What do consumers look for when booking hotels?

By Sophie Witts contact

- Last updated on GMT

What do consumers look for when booking hotels?

Related tags: Cent, Travel

Online reviews play an increasingly important role in driving hotel room bookings, so what factors can trigger different types of consumers to book?

According to a new study by reputation management firm TrustYou customer priorities vary depending on the reason for travel - and understanding this can allow hotels to target their marketing to drive bookings.

Family travellers are most likely to book hotels rated highly for comfort (19 per cent) and based on the reviews of the rooms (23 per cent), particularly when staying in a large city.

Guests travelling with friends rated a hotels food offering as most important, with 28 per cent booking a room based solely on positive meal reviews.

Those travelling for romantic vacations were most likely to book a hotel based on room reviews (36 per cent), a significantly higher percentage than any other group.

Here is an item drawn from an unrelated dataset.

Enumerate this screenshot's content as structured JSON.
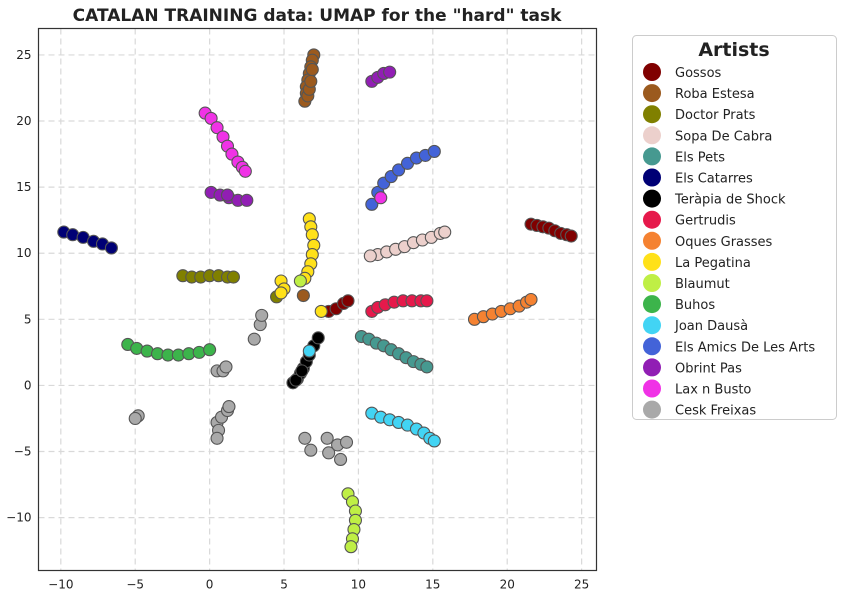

Business travellers tended to have differing needs, with Wifi (39 per cent), cleanliness (52 per cent), and comfort (36 per cent) all ranked as ‘extremely important’ to the group.

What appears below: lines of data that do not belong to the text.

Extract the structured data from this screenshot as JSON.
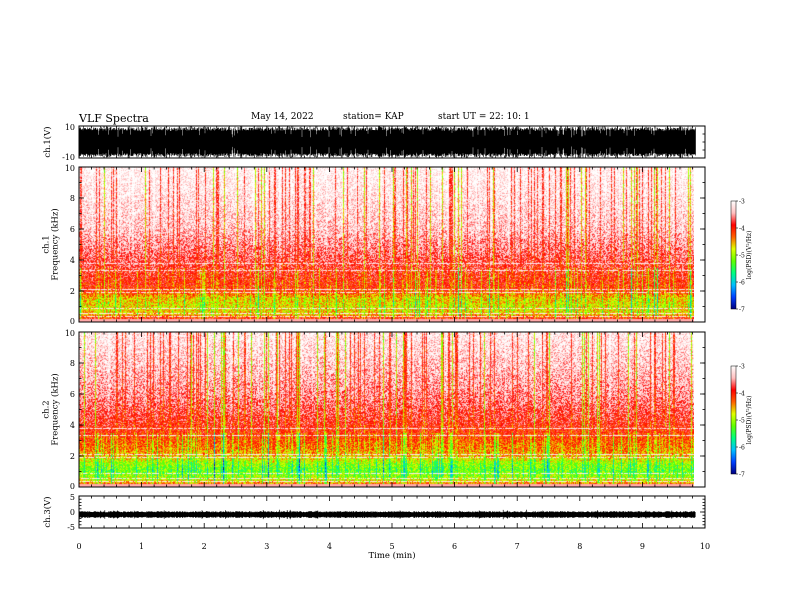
{
  "header": {
    "title": "VLF Spectra",
    "date": "May 14, 2022",
    "station": "station= KAP",
    "start": "start  UT  =   22: 10: 1"
  },
  "chart_data": [
    {
      "type": "line",
      "panel": "waveform-ch1",
      "ylabel": "ch.1(V)",
      "ylim": [
        -10,
        10
      ],
      "yticks": [
        "10",
        "-10"
      ],
      "xlim": [
        0,
        10
      ]
    },
    {
      "type": "heatmap",
      "panel": "spectrogram-ch1",
      "ylabel": "ch.1\nFrequency  (kHz)",
      "ylabel_line1": "ch.1",
      "ylabel_line2": "Frequency  (kHz)",
      "ylim": [
        0,
        10
      ],
      "yticks": [
        "0",
        "2",
        "4",
        "6",
        "8",
        "10"
      ],
      "xlim": [
        0,
        9.85
      ],
      "colorbar": {
        "label": "log(PSD)(V²/Hz)",
        "range": [
          -7,
          -3
        ],
        "ticks": [
          "-3",
          "-4",
          "-5",
          "-6",
          "-7"
        ],
        "colors": [
          "#000080",
          "#0040ff",
          "#00c0ff",
          "#00ff80",
          "#60ff00",
          "#e0ff00",
          "#ff6000",
          "#ff0000",
          "#ffc0c0",
          "#ffffff"
        ]
      },
      "spectral_profile": [
        {
          "f": 0.0,
          "log_psd": -3.6
        },
        {
          "f": 0.5,
          "log_psd": -4.6
        },
        {
          "f": 1.0,
          "log_psd": -4.7
        },
        {
          "f": 1.5,
          "log_psd": -4.6
        },
        {
          "f": 2.0,
          "log_psd": -4.1
        },
        {
          "f": 3.0,
          "log_psd": -3.9
        },
        {
          "f": 4.0,
          "log_psd": -3.7
        },
        {
          "f": 6.0,
          "log_psd": -3.3
        },
        {
          "f": 10.0,
          "log_psd": -3.0
        }
      ]
    },
    {
      "type": "heatmap",
      "panel": "spectrogram-ch2",
      "ylabel": "ch.2\nFrequency  (kHz)",
      "ylabel_line1": "ch.2",
      "ylabel_line2": "Frequency  (kHz)",
      "ylim": [
        0,
        10
      ],
      "yticks": [
        "0",
        "2",
        "4",
        "6",
        "8",
        "10"
      ],
      "xlim": [
        0,
        9.85
      ],
      "colorbar": {
        "label": "log(PSD)(V²/Hz)",
        "range": [
          -7,
          -3
        ],
        "ticks": [
          "-3",
          "-4",
          "-5",
          "-6",
          "-7"
        ],
        "colors": [
          "#000080",
          "#0040ff",
          "#00c0ff",
          "#00ff80",
          "#60ff00",
          "#e0ff00",
          "#ff6000",
          "#ff0000",
          "#ffc0c0",
          "#ffffff"
        ]
      },
      "spectral_profile": [
        {
          "f": 0.0,
          "log_psd": -4.0
        },
        {
          "f": 0.5,
          "log_psd": -4.9
        },
        {
          "f": 1.0,
          "log_psd": -5.2
        },
        {
          "f": 1.5,
          "log_psd": -5.0
        },
        {
          "f": 2.0,
          "log_psd": -4.5
        },
        {
          "f": 3.0,
          "log_psd": -4.2
        },
        {
          "f": 4.0,
          "log_psd": -3.9
        },
        {
          "f": 6.0,
          "log_psd": -3.5
        },
        {
          "f": 10.0,
          "log_psd": -3.1
        }
      ]
    },
    {
      "type": "line",
      "panel": "waveform-ch3",
      "ylabel": "ch.3(V)",
      "ylim": [
        -5,
        5
      ],
      "yticks": [
        "5",
        "0",
        "-5"
      ],
      "xlabel": "Time  (min)",
      "xlim": [
        0,
        10
      ],
      "xticks": [
        "0",
        "1",
        "2",
        "3",
        "4",
        "5",
        "6",
        "7",
        "8",
        "9",
        "10"
      ],
      "baseline": -0.8
    }
  ]
}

“The attributes that influence travelers to book a hotel are closely tied to the context in which the person is traveling,” said Margaret Ady, vice president of marketing at TrustYou.

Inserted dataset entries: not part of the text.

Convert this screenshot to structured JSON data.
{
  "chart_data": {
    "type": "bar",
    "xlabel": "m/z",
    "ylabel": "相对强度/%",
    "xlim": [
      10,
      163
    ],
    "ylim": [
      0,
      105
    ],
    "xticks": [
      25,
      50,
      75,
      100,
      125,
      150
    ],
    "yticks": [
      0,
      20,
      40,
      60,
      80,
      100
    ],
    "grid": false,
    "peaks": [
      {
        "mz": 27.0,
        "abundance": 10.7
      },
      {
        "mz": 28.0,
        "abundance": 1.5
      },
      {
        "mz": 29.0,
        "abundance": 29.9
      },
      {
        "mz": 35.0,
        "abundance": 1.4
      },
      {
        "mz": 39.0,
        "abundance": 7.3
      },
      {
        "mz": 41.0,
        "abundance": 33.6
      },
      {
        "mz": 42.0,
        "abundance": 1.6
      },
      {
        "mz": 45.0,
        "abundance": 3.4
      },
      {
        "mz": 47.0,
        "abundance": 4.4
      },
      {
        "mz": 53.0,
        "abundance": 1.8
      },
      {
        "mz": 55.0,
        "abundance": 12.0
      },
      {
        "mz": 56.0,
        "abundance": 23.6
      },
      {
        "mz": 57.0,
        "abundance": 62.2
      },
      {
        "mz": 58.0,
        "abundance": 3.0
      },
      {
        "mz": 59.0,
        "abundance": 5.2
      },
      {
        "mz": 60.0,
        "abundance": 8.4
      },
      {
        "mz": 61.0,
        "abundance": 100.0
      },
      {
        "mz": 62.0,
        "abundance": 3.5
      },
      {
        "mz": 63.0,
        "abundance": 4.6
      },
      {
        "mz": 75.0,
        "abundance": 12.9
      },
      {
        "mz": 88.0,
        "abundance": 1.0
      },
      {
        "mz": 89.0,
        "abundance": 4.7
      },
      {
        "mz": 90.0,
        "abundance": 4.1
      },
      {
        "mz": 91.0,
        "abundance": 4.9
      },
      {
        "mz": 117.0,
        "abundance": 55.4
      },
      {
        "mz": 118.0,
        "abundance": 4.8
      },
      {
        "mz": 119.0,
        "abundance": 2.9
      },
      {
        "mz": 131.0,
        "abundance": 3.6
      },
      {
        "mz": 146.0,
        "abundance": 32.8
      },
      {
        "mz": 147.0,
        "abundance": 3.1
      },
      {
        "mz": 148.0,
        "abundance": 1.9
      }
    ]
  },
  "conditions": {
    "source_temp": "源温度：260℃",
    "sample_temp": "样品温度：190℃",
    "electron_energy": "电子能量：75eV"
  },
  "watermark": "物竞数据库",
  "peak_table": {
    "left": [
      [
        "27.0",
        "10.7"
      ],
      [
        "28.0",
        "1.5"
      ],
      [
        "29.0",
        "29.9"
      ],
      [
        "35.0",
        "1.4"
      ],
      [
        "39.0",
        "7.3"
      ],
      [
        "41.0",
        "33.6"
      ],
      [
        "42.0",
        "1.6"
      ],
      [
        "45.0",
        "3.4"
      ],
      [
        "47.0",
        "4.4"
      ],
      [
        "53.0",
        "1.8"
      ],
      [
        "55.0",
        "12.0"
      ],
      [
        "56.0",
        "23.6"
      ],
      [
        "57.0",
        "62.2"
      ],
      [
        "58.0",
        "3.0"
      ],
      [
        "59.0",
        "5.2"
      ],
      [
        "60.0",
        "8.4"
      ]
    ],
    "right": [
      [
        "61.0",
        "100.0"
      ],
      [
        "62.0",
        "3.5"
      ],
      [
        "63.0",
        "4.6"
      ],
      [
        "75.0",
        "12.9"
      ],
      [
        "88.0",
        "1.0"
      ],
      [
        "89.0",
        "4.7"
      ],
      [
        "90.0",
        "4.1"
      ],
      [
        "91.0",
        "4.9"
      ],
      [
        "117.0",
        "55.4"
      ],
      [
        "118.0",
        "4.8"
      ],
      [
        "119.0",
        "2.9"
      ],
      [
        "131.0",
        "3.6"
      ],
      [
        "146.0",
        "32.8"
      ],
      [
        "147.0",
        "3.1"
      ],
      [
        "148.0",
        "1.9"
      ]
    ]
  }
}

“By understanding these triggers, hotels can focus efforts to improve, optimize marketing, and leverage review content to best cater to its audience and ultimately increase bookings.”

The report also found that 40 per cent of leisure travellers and 31 per cent of business travellers booked directly through a hotels’ website rather than via online travel agents (OTA’s).

Expedia was the most commonly used OTA, followed by Hotels.com, Travelocity, Priceline and Orbtiz.

“Hotels must understand what travellers want and need in a hotel when making their booking decisions,” said Donna Quadri-Felitti, director of the School of Hospitality Management at Pennsylvania State University, who co-released the research.

“Once a hotel becomes part of the traveller’s consideration set by delivering on the “must haves,” it can then focus on attributes that actually trigger a traveller to book.”